Tres meses han pasado desde que Barcelona y Madrid se enfrentaron por última vez. Un largo período de tiempo donde el fútbol ha menguado en detrimento de las especulaciones contractuales propias del verano. Deseamos que comience la liga con el mismo fervor que el final de los “culebrones” veraniegos, estos cansan y desgastan con la misma intensidad que terceras personas buscan el beneficio económico.

Metidos en competición, la Supercopa es el primer plato fuerte de la temporada. La disputa por un título entre el Madrid y Barcelona es más relevante que el torneo en sí. Estos duelos a dos partidos pierden efectividad y aprecio, a un choque se ganaría en emoción, rivalidad y capital para la ciudad encargada de albergar el partido.

Al fútbol. El último enfrentamiento entre los blancos y los culés tuvo un gran damnificado: José Mourinho. La figura del entrenador luso -antes intocable- se desgastó en el partido del Bernabéu por la disposición táctica utilizaba. En ella, abundaba la cantidad de jugadores en campo propio otorgando el esférico al Barcelona, los de Pep hicieron de la paciencia una virtud y ayudados por la expulsión de Pepe sentenciaron la eliminatoria. En aquella fatídica tarde para las salud madridista, Mou renunció a la presión incesante que tan buenos resultados le había dando en el partido de Copa del Rey.

En ocasiones los resultados y las sensaciones van a la par. En Valencia, Mourinho demostró que al Barcelona se le puede ganar haciendo efectivo un planteamiento basado en la presión en cada una de las líneas blaugranas. En cambio, una semana más tarde volvió a escenificar su pasión por el fútbol a la espera en campo propio.

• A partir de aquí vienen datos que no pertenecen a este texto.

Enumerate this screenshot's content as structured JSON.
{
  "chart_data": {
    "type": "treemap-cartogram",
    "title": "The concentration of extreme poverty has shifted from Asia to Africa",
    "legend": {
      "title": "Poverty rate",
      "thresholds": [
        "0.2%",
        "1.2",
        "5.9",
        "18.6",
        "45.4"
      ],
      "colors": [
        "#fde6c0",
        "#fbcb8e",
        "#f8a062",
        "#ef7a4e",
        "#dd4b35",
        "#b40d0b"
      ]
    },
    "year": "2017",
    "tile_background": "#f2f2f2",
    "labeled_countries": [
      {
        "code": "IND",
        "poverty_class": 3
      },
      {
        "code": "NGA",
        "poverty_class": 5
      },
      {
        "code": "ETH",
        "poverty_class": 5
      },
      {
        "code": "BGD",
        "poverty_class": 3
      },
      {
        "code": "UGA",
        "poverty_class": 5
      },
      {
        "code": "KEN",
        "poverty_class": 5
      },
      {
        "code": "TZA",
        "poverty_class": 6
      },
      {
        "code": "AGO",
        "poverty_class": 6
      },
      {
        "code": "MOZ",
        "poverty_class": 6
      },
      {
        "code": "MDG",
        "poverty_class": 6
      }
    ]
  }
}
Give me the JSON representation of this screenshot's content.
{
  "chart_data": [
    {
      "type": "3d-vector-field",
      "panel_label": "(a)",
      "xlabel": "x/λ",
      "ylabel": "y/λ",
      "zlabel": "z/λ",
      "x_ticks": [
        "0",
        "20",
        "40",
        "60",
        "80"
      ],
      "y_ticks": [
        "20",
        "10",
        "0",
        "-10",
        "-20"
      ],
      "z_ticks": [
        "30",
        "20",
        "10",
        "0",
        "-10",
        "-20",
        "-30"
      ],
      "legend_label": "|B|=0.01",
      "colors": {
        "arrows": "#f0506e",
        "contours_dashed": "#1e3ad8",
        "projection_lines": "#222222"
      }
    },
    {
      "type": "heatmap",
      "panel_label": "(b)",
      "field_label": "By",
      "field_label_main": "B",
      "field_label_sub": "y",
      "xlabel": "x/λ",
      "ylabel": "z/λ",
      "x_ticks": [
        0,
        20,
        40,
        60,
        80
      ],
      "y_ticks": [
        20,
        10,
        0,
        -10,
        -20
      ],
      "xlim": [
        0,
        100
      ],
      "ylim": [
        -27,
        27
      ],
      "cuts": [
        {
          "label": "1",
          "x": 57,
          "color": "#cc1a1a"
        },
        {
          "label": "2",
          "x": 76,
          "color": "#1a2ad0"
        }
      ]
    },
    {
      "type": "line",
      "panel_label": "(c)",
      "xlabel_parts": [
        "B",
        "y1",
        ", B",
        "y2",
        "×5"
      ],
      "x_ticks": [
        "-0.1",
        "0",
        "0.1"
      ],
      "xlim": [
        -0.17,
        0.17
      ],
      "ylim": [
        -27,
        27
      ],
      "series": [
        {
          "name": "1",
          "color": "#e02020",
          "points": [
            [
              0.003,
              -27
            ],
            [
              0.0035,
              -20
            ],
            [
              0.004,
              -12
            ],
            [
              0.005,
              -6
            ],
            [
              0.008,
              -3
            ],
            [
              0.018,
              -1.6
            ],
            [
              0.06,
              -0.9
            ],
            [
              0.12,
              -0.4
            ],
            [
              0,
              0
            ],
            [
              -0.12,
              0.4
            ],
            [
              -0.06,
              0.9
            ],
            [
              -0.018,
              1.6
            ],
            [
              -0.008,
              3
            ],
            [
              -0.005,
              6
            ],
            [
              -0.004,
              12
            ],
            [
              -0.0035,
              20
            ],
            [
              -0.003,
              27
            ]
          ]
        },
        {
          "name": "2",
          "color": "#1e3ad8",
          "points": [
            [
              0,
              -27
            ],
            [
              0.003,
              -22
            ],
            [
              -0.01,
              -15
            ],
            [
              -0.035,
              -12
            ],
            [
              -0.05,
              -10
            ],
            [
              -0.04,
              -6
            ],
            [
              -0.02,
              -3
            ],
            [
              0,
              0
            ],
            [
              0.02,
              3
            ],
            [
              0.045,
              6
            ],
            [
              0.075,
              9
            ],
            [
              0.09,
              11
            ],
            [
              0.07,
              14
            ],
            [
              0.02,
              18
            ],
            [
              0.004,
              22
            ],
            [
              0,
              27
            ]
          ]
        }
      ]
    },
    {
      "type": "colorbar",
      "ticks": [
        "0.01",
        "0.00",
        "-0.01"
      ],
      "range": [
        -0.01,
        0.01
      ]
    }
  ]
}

En la temporada que entra, en el Bernabéu volverán a su lucha frenética por romper la hegemonía culé. El año pasado se recortaron distancias -dentro de los kilómetros existentes- y con la ayuda de los nuevos fichajes, Florentino busca alargar su mandato como Presidente. Recordemos que otro año sin títulos importantes restaría pedigree a un mandatario que ha ejercido de siervo ante la necesidad de ganar a toda costa. Mourinho contará este año, en unas de las mejores plantilla de la historia del Madrid, con Callejón, Varane, Coentrao, Sahin, Altintop sumados a los jugadores contrarrestados ya existentes.

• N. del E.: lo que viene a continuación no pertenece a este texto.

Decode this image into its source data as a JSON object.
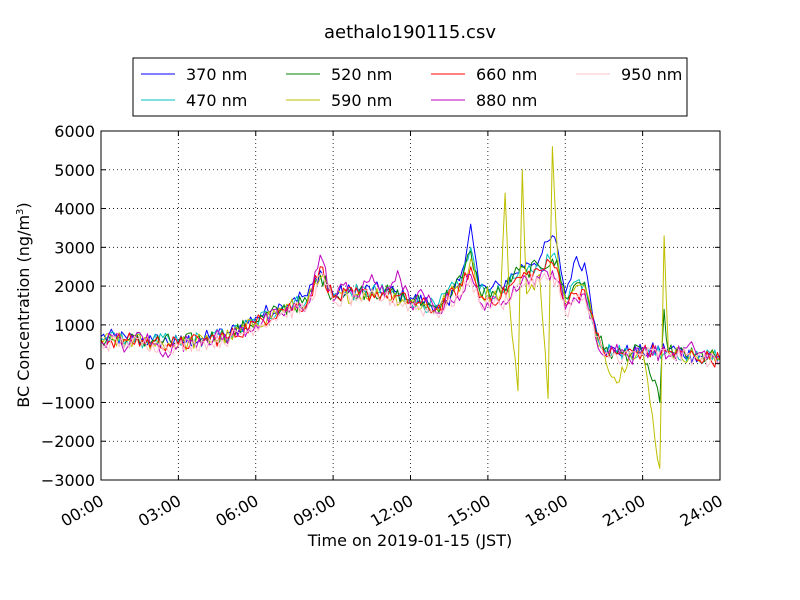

Cuando el portugués fue presentado, ante la inquietante mirada de Valdano –gran amante del buen fútbol- afirmó que siempre se adactó a las características de juego de los equipos a los que entrenó. En Portugal, Inglaterra o Italia lo hizo, en Madrid todo es distinto, aquí la excelencia es una obligación y el técnico deberá demostrar que al Barcelona se le puede ganar con otra disposición. Si volvemos al planteamiento del 0-2, el Bernabéu no perdonará al portugués, o a Florentino.